High-density rack consists of the following types of rack:

     Drive in racking

  • Drive-in rack can be configured to store loads four or more deep, creating very dense storage. For example, a drive-in system that stores pallets four high and five deep can hold 20 pallet loads in each bay.
    In a drive-in system, lift trucks drive into the front of a storage bay, place a load in the designated position then back out. The rack is designed without traditional beams across the bays so lift trucks can maneuver in and out. Instead, pallets rest on rails that run along the inside of the bay, perpendicular to the aisles.
    Pallets are stored on a last-in/first-out basis. Each bay is typically dedicated to a single product, so drive-in rack is best used for storing large quantities of the same product. They work well where an entire bay of product is moved at once, such as in staging product for shipping.
  • Drive-through rack is almost the same as drive-in, except that drive-through rack allows lift trucks to enter from either end. This means an aisle is required at both ends of the structure, but it increases access to pallet loads and can be loaded from one end and emptied from the other, enabling first-in/first-out product rotation.


Dynamic Storage Rack

Dynamic storage rack consist of the following types of rack:

     skate wheel flow racking

  • Gravity flow rack combines a stationary racking structure with either a skate wheel or roller conveyor to create a specialized dynamic storage system. Pallets are loaded into the back end of the rack and then travel down the slightly inclined plane of conveyor or rollers so they can be easily retrieved from the front of the system.
    Gravity Flow rack systems provide high-density storage by storing product multiple pallets deep. Since each layer of flow rack is typically dedicated to a single product or SKU, these systems offer less storage flexibility than selective rack, but more than drive-in or drive-through pallet rack.
    This option may be best for your application if you are storing dated products, because it allows easy rotation of inventory on a first-in/first-out (FIFO) basis. It can be used for picking by the piece, carton, or pallet. Carton flow rack that stores individual cartons are also available from our manufacturers. DL
  • Push Back rack combines a stationary rack structure with nested carts that move along inclined rails. The first pallet, which is loaded from the front, is placed on top of the cart. When the second pallet is loaded, it pushes back the first pallet, exposing the second cart, and so on.
  • Usually configured two to five pallets deep, these systems offer dense storage. Like flow rack, push-back rack does not require a lift truck to enter the racking structure or require an entire bay to be dedicated to one product. Unlike flow-rack, however, push-back rack manages inventory on a last-in/first-out basis and requires less space than flow-rack because rear access is not necessary.

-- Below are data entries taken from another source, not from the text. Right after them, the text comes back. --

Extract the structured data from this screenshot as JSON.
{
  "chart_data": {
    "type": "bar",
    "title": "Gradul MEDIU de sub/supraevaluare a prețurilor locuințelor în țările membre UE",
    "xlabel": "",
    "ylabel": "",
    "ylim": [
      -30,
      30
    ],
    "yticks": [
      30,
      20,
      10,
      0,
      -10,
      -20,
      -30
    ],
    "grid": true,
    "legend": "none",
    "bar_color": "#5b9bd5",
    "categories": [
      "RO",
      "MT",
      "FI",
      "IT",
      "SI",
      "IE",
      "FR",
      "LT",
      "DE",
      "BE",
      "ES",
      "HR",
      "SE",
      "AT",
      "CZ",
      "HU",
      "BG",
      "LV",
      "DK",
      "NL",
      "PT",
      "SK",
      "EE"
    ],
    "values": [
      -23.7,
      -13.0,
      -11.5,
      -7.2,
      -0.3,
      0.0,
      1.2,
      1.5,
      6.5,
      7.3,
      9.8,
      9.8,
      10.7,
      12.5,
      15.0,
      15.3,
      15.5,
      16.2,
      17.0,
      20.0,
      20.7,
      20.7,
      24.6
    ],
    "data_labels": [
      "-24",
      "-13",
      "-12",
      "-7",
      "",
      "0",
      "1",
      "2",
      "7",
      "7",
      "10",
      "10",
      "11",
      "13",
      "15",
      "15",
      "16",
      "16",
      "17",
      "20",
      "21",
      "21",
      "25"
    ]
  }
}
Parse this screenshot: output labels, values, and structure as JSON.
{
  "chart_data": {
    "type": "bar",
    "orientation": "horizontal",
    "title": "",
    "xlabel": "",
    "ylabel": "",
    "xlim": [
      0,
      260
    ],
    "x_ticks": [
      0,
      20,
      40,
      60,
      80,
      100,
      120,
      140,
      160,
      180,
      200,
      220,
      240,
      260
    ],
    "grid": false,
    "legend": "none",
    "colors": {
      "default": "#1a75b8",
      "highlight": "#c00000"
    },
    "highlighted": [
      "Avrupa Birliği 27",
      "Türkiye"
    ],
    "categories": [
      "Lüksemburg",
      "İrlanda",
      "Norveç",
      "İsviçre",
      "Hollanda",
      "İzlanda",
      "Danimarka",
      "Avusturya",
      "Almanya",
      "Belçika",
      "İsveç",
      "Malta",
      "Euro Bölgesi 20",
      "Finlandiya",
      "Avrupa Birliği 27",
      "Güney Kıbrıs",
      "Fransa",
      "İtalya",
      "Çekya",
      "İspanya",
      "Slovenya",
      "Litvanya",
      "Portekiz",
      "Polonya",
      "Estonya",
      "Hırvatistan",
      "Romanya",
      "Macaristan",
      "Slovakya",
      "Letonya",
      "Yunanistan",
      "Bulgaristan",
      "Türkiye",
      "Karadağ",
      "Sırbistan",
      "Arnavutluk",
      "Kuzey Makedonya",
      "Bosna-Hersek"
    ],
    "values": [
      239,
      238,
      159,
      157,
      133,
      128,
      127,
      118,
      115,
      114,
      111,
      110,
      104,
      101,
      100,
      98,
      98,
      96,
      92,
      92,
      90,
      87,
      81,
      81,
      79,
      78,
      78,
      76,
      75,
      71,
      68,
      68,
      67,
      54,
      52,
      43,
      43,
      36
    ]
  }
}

There are a couple of types of pallet rack safety netting applications:

 pallet rack netting

  • Offset installation is required where pallets or product loads overhang the rack face 3″ or more. Our adjustable horizontal offset brackets provide the base for a cable frame which supports the netting away from the rack frame.

  • Flush Mounted installation is used when no allowance for pallet or product overhang is required. Heavy duty nylon tie wraps are used to attach the netting directly to the rack frame on 1′ centers on all edges.